Daregate se sirvió una copa de oporto.

– Te aseguro que por pura casualidad. No te preocupes. No lo saben todos y nunca lo sabrán.

– ¿Featherstone? -Julián juró que cumpliría con su promesa de aniquilarla si realmente había sido ella la que había abierto la boca.

– No. Puedes quedarte bien tranquilo, que ella no dirá nada. Lo escuché por boca de mi mayordomo, que casualmente fue a ver un encuentro pugilístico esta tarde con el hombre que atiende los caballos de Featherstone. Él le dijo a mi sirviente que esta mañana tuvo que sacar el coche y los caballos antes del amanecer.

– ¿Y cómo imaginó el criado lo que pasaría?

– Aparentemente, este cuidador de caballos tiene un romance con una de las sirvientas de Featherstone. La muchacha en cuestión le contó que una dama de clase no aceptó el chantaje de Charlotte. No se mencionó ningún nombre, por lo cual estás bien cubierto. Es obvio que los protagonistas de este asuntillo tienen cierta discreción. Pero cuando me enteré de toda esta historia, supuse que sería Sophy la parte ofendida. No me imagino a ninguna otra mujer con las agallas suficientes para eso.

Julián maldijo casi imperceptiblemente.

– Una palabra de esto a alguien y juro que te haré cortar la cabeza, Daregate.

– Vamos, Julián, no te enfades. -La sonrisa de Daregate fue fugaz, pero sorprendentemente genuina- Esto es sólo hablillas de criados y pronto terminará. Ya te dije que no se han dicho nombres. Siempre que los involucrados directos mantengan la boca cerrada, todo quedará en secreto. Si estuviera en tu lugar, me sentiría halagado. En lo personal, no conozco mujer que piense tanto en su marido que llegue al punto de retar a duelo a una amante por él.

– Ex amante -barbotó Julián-. Ten la amabilidad de recordar ese detalle. Ya me he pasado demasiado tiempo explicándoselo a Sophy.

Daregate rió.

– Pero ¿ella comprendió tus explicaciones, Ravenwood? Las esposas suelen ser un poco cabezas duras en ciertos aspectos.

– ¿Y cómo lo sabes? Nunca te molestaste en casarte.

– Soy capaz de aprender por mera observación -dijo Daregate.

Julián arqueó las cejas.

– Tendrás muchas oportunidades de demostrar todo lo que has aprendido si ese tío que tienes sigue como hasta el momento. Lo más factible es que lo mate algún marido celoso o la bebida.

– De un modo u otro, cuando el destino se las cobre con él, ya habrá muy pocas posibilidades de salvar el patrimonio

– dijo Daregate, repentinamente irritado-. Ya le ha chupado hasta la última gota.

Antes que Julián pudiera comentar algo. Miles Thurgood apareció en escena y se sentó junto a ellos. Obviamente, había escuchado las ultimas palabras de Daregate.

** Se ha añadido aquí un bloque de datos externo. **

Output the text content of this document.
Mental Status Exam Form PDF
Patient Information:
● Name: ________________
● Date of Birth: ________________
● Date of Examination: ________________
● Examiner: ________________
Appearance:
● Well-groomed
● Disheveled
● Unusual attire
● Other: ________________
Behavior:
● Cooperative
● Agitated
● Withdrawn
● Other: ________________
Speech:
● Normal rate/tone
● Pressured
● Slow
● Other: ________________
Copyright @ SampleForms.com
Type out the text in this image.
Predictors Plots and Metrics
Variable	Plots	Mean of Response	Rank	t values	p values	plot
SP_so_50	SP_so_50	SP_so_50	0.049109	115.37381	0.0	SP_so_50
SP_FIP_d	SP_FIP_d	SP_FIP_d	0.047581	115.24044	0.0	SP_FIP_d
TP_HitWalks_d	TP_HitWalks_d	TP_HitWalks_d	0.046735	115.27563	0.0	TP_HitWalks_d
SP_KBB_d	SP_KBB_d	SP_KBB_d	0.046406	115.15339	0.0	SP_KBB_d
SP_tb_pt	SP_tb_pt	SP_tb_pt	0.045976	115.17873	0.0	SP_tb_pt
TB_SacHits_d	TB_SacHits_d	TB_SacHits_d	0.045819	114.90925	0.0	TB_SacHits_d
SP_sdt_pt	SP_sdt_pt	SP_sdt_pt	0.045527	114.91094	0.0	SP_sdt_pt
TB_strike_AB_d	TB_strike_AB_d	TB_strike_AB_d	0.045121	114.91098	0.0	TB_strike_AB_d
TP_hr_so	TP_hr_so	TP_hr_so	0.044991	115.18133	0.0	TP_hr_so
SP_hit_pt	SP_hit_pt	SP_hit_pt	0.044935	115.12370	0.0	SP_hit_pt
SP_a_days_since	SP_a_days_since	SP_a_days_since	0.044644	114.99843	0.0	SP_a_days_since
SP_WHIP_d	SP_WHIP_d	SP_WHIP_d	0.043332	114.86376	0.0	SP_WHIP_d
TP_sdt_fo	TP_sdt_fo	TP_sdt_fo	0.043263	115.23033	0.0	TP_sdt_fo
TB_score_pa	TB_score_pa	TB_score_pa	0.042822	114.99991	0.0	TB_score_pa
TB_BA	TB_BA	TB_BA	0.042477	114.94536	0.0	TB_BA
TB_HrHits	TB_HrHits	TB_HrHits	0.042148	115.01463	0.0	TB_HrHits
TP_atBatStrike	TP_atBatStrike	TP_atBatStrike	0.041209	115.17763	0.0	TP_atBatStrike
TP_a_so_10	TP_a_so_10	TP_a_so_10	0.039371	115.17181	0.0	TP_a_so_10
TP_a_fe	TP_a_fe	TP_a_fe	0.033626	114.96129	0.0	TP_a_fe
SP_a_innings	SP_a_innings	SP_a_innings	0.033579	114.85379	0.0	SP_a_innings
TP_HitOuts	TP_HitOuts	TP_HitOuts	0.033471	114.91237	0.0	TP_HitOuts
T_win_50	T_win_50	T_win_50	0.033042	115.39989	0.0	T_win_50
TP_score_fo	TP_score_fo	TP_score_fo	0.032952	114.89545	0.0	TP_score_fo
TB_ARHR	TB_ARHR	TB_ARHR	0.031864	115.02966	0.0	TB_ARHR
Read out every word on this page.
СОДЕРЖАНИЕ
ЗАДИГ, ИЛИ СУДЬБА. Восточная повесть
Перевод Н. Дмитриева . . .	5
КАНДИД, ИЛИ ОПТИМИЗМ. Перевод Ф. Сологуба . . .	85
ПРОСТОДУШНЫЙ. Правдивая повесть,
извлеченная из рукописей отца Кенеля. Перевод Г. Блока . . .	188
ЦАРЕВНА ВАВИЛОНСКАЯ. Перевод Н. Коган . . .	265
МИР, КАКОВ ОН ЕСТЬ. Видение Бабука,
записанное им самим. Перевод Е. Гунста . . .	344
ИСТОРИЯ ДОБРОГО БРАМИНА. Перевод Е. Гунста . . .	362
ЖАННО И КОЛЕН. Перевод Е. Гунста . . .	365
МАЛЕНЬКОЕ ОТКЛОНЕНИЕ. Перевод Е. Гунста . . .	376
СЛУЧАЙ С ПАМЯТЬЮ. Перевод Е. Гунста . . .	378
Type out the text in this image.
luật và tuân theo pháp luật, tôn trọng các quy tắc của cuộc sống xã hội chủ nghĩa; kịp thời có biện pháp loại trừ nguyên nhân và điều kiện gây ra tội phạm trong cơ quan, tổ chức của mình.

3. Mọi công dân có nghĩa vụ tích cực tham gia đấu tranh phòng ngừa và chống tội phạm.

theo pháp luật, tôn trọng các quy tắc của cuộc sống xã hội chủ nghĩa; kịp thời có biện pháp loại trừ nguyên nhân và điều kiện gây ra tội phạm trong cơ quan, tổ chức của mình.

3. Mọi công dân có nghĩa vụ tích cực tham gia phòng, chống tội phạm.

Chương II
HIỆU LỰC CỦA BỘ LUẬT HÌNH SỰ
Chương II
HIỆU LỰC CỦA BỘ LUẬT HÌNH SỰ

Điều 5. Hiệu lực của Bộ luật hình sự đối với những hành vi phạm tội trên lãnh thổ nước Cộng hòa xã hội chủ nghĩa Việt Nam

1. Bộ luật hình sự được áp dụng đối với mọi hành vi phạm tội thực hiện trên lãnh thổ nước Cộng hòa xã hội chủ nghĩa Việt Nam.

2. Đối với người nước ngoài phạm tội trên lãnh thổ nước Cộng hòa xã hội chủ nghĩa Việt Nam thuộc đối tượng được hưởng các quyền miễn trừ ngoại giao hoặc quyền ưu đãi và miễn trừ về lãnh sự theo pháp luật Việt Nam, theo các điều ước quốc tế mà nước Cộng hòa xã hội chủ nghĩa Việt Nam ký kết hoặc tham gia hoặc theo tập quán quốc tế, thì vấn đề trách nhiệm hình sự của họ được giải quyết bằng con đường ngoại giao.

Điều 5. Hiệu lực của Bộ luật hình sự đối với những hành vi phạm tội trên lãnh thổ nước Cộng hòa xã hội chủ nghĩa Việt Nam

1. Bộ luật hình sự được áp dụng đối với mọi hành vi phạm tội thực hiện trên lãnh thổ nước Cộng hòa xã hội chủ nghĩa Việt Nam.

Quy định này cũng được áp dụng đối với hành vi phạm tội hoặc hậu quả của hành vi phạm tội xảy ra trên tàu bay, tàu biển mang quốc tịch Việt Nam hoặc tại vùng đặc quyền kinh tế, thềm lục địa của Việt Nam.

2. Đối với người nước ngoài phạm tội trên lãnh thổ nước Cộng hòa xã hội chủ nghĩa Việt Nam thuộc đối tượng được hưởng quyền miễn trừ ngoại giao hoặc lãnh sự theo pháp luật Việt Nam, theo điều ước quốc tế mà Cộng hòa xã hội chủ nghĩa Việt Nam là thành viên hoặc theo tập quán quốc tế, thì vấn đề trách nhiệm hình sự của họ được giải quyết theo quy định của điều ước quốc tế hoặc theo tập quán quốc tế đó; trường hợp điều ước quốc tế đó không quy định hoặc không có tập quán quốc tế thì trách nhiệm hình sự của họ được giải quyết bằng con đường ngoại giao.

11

– Si realmente heredas el título, la solución será obvia -comentó Miles-. Simplemente, tendrás que procurarte una heredera rica. A propósito, la amiga pelirroja de Sophy probablemente será bastante adinerada cuando su padrastro tenga la bondad y decencia de partir al otro mundo.

– ¿Anne Silverthorne? -Daregate hizo una mueca-. Me dijeron que no piensa casarse jamás.

– Creo que Sophy pensaba lo mismo -murmuró Julián. Pensó en la joven vestida de varón, que portaba las pistolas del duelo esa mañana y frunció el entrecejo-. De hecho, puedo aseguraros que las dos tienen bastante en común. Y ahora que lo pienso, lo más inteligente de tu parte, Daregate, sería evitarla. Te ocasionaría los mismos problemas que Sophy está dándome ahora.